Optimal Sizing and Energy Management for Fuel Cell Electric Vehicles with 3D-ordered MEAs: A Pareto Frontier Study
Abstract
Fuel cell electric vehicles (FCEVs) are zero-emission but face cost and power density challenges. To mitigate these limitations, a novel 3D-ordered nano-structured self-supporting membrane electrode assembly (MEA) has been developed. This paper investigates the optimal component sizing of the battery and fuel cell in FCEVs equipped with 3D-ordered MEAs, integrating the energy management. To explore the trade-offs between component cost, operational cost and fuel cell degradation, the sizing and energy management problem is formulated into a multi-objective optimisation problem.
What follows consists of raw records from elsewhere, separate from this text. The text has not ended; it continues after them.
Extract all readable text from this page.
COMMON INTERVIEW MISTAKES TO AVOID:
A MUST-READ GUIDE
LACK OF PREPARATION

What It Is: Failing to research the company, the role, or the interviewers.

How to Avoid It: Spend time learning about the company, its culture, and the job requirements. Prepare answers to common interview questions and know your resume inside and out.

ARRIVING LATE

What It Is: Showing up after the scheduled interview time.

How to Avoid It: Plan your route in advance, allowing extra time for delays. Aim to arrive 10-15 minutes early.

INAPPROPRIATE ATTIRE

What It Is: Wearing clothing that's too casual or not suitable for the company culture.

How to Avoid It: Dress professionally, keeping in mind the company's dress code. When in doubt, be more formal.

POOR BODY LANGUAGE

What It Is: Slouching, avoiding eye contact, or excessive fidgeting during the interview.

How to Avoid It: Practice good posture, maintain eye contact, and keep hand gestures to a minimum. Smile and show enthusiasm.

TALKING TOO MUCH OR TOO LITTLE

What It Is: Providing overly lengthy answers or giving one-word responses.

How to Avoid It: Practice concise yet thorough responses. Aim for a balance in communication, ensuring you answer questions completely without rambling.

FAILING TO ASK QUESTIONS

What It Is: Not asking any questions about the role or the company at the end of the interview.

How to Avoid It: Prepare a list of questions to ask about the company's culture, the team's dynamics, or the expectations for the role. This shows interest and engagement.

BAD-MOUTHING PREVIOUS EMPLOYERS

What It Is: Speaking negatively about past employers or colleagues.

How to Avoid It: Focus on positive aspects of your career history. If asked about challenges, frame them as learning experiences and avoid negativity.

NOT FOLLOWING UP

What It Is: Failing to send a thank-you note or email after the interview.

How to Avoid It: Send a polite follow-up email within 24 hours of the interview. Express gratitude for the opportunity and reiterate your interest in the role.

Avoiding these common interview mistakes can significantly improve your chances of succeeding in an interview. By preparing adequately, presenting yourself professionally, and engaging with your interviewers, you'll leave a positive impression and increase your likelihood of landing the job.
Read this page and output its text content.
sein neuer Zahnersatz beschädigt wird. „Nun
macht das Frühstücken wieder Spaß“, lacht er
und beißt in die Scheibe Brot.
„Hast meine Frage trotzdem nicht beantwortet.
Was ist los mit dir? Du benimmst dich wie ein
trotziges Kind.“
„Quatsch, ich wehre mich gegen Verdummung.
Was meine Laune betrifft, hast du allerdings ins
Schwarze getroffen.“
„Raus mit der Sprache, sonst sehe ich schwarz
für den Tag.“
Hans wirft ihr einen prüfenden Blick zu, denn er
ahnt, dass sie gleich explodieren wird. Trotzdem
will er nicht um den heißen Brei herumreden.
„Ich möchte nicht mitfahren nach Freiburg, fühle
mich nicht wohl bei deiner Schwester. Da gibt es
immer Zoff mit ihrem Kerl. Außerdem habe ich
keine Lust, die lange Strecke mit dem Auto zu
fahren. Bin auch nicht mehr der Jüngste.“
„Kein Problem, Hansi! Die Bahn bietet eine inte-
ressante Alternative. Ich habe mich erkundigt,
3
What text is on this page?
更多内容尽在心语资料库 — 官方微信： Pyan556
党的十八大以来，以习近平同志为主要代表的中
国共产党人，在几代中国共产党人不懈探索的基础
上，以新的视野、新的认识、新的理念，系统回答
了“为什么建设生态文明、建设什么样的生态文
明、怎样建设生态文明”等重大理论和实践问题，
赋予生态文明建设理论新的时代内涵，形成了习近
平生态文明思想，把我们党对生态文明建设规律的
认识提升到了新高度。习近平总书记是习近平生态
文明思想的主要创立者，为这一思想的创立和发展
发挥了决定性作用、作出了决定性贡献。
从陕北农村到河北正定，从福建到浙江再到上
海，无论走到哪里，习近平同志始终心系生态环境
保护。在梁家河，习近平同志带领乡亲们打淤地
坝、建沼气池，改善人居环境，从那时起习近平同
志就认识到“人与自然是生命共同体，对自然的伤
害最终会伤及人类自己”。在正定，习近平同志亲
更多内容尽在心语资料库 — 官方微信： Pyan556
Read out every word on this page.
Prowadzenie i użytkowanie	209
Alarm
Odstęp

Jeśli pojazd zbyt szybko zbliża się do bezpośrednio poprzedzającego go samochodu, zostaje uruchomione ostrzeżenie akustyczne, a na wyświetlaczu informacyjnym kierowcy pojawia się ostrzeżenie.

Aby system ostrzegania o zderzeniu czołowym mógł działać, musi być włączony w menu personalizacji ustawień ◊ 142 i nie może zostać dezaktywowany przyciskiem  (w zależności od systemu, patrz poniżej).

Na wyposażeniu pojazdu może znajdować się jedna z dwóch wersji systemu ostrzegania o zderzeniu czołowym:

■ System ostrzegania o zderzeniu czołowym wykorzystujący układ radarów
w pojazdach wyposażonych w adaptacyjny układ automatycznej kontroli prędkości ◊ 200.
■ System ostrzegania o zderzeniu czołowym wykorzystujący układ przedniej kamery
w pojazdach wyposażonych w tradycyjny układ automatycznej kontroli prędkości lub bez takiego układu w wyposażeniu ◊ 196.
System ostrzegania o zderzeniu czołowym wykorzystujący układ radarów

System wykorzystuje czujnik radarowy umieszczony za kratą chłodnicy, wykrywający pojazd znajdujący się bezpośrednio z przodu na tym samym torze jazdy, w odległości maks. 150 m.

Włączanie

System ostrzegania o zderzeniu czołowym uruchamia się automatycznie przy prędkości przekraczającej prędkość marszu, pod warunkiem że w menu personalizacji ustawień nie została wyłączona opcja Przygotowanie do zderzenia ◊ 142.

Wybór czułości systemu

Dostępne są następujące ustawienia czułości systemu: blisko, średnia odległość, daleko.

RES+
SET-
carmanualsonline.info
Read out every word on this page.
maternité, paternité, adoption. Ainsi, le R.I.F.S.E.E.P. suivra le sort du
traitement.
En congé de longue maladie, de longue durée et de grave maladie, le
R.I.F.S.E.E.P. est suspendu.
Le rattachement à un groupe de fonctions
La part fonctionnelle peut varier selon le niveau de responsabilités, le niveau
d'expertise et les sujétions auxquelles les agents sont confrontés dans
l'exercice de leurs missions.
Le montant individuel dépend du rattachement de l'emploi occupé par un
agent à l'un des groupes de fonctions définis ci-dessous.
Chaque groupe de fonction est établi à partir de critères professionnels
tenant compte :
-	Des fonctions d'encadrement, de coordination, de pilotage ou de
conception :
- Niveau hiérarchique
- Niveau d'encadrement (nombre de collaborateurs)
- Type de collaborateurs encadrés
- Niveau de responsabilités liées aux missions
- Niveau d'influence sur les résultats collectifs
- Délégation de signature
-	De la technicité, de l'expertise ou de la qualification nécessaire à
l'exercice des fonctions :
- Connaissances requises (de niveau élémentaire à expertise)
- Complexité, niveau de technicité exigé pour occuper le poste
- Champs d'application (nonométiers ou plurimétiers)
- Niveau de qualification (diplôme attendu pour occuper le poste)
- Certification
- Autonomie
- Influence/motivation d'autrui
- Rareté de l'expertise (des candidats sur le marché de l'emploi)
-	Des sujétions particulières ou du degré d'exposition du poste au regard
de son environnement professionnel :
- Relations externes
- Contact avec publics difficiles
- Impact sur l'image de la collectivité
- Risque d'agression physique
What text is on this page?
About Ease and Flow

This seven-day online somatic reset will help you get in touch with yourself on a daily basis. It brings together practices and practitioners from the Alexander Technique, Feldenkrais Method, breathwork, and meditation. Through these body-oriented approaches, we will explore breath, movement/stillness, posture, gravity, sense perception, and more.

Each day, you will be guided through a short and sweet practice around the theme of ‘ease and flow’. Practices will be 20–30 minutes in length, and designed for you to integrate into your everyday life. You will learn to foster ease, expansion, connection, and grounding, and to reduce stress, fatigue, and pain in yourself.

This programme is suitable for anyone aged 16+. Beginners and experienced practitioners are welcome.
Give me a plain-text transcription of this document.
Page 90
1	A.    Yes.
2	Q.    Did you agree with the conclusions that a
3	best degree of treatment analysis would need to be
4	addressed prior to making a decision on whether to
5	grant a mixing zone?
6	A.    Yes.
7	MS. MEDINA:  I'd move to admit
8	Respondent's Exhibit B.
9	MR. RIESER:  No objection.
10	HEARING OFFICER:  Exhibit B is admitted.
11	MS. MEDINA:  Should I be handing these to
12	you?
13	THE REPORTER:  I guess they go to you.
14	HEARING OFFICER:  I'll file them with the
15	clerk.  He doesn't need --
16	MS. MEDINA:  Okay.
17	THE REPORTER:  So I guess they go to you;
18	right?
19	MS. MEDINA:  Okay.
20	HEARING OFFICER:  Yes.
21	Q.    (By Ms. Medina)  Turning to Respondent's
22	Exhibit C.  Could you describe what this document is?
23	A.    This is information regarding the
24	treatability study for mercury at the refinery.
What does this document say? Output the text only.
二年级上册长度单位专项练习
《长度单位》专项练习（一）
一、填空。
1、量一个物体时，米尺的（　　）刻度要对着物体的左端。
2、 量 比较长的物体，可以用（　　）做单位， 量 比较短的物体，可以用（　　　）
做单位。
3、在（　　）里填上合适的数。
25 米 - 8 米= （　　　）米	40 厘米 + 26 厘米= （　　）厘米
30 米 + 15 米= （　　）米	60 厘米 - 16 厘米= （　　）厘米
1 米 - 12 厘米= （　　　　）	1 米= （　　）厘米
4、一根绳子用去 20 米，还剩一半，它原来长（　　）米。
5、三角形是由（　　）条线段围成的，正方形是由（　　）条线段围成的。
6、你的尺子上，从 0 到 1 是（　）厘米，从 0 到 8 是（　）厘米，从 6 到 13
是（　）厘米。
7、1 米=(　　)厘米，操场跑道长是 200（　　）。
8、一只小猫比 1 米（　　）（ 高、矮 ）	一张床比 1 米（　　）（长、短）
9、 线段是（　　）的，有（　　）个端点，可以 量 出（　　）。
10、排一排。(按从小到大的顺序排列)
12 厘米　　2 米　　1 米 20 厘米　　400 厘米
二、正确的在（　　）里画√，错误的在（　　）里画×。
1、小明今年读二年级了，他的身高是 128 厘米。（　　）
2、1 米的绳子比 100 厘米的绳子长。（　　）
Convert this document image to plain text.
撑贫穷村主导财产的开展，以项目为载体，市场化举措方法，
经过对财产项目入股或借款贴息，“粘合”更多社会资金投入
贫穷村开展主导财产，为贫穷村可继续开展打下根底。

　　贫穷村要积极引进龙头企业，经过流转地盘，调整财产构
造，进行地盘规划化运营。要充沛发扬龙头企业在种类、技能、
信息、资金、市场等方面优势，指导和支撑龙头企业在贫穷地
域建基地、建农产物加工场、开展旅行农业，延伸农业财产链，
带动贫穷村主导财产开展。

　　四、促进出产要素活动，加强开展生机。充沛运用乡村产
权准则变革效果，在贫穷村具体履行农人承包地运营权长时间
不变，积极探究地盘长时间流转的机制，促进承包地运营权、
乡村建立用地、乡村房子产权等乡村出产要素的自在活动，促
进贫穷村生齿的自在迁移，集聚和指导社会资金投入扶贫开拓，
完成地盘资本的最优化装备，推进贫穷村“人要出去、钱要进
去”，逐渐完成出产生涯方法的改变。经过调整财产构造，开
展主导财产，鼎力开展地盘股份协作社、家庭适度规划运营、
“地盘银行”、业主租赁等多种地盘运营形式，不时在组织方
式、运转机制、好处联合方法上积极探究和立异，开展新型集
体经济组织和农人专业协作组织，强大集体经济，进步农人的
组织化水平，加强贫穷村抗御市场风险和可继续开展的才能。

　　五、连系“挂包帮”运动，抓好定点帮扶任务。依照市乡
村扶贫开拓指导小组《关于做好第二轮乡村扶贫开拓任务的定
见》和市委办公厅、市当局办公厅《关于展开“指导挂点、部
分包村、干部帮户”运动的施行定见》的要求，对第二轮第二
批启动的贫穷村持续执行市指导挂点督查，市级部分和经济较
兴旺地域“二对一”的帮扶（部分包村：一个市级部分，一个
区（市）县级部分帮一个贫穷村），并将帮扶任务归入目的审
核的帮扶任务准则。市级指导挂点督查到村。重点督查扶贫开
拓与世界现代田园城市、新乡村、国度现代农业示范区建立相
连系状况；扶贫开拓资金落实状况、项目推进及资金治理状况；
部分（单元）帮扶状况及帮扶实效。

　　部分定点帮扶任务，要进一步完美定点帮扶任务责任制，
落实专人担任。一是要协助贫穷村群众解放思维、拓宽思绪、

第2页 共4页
A Pareto frontier (PF) study is conducted using the decomposed multi-objective evolutionary algorithm (MOEA/D) for a more diverse distribution of feasible solutions. The modular design of fuel cells is derived from a scaled and stressed experiment. After executing MOEA/D across the three aggressive driving cycles, power source configurations are selected from the corresponding PFs based on objective trade-offs, ensuring robustness of the overall system. The optimisation performance of the MOEA/D is compared with that of the multi-objective Particle Swarm Optimisation. In addition, the selected powertrain configurations are evaluated and compared through standard and realworld driving cycles in a simulation environment. This paper also performs a sensitivity analysis to reveal the influence of diverse component unit costs and hydrogen price. The results indicate that the mediumsized configuration, consisting of a 63.31 kW fuel cell stack and a 52.15 kWh battery pack, delivers the best overall performance. It achieves a 26.71% reduction in component cost and up to 12.76% savings in hydrogen consumption across various driving conditions. These findings provide valuable insights into the design and optimisation of fuel cell systems for FCEVs.